A subset of right to privacy is the ‘right to be forgotten’. As per the Article 17 of the GDPR, right to be forgotten entitles the data subject to have the data controller erase his/her personal information, cease its further dissemination and have third parties halt its processing. This right has also been recognised by the Indian judiciary in the case of Sri Vasunathan v The Registrar General. By linking the social media accounts of the students, the authorities will get complete access to the personal information of the students. This includes their personal photos, current work & job description, where & with whom they travel, sleep or eat, etc. There is no mention in the orders regarding the de-linking of this information as well as the duration for which the personal information shall be stored or processed.

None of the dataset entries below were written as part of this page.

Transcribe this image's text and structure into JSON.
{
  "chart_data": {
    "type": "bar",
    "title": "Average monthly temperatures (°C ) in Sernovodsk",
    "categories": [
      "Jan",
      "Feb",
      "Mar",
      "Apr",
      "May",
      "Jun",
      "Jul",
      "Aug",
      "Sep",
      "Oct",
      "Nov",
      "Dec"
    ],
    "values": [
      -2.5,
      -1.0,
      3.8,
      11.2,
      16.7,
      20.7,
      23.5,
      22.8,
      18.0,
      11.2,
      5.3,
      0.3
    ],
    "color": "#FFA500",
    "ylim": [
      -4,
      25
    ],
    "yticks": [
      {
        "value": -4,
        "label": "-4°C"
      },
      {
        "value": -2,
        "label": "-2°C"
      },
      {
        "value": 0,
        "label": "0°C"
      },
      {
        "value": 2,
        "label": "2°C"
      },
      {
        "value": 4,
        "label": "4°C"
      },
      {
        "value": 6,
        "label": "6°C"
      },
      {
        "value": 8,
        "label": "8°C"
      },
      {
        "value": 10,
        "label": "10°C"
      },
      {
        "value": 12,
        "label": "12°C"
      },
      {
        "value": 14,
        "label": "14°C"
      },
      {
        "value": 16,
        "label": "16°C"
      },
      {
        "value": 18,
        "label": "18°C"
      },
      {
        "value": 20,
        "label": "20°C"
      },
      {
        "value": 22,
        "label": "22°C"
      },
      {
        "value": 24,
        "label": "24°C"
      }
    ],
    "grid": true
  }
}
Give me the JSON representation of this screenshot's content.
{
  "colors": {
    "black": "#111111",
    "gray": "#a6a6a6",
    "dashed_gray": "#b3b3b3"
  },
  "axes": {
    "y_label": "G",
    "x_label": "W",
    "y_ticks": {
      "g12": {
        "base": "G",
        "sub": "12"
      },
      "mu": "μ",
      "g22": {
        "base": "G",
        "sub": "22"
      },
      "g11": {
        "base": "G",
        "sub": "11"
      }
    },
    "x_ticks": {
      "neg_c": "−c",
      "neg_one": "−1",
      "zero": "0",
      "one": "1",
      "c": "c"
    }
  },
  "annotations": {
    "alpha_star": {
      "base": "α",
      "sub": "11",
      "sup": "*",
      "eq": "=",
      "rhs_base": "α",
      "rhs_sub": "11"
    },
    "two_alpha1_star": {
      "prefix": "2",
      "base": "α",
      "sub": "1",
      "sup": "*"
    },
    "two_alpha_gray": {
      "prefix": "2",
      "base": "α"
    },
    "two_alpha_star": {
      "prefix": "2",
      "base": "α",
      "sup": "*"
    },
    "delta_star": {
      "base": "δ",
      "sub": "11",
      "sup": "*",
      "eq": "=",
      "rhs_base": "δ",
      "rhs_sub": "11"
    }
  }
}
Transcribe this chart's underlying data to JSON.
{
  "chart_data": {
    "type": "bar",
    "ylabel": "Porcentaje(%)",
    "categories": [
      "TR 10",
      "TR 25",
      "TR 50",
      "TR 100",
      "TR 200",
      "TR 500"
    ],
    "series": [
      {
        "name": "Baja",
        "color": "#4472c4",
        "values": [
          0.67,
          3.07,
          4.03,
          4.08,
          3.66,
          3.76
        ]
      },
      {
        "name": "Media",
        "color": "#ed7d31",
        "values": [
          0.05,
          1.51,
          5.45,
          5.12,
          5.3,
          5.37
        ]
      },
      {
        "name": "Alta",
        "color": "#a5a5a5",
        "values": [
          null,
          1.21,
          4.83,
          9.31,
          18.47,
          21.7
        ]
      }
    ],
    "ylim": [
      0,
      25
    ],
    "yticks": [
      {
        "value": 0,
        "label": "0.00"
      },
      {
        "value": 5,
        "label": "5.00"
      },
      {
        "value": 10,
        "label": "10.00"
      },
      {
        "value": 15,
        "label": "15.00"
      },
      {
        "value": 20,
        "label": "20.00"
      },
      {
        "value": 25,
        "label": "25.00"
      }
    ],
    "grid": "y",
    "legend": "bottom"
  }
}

From the above analysis, it is evident that the concerned aforesaid orders issued by the state are unconstitutional and violate the verdict of the Supreme Court. The government should take a step back and recall the implementation of these orders. It is high time for the Indian government to come up with data protection laws that could match the standards of Europe’s celebrated GDPR, and thereby assist in protecting the privacy rights of the countrymen. 

In addition to this, if the day to day activities of the people will come under complete state surveillance by the virtue of orders which are bad in law, then the people might feel alienated from the law itself. Certainly, it is the law which is made for the people, the people are not made for the law.

(Anirudh is currently an undergraduate at Faculty of Law, Jamia Millia Islamia.)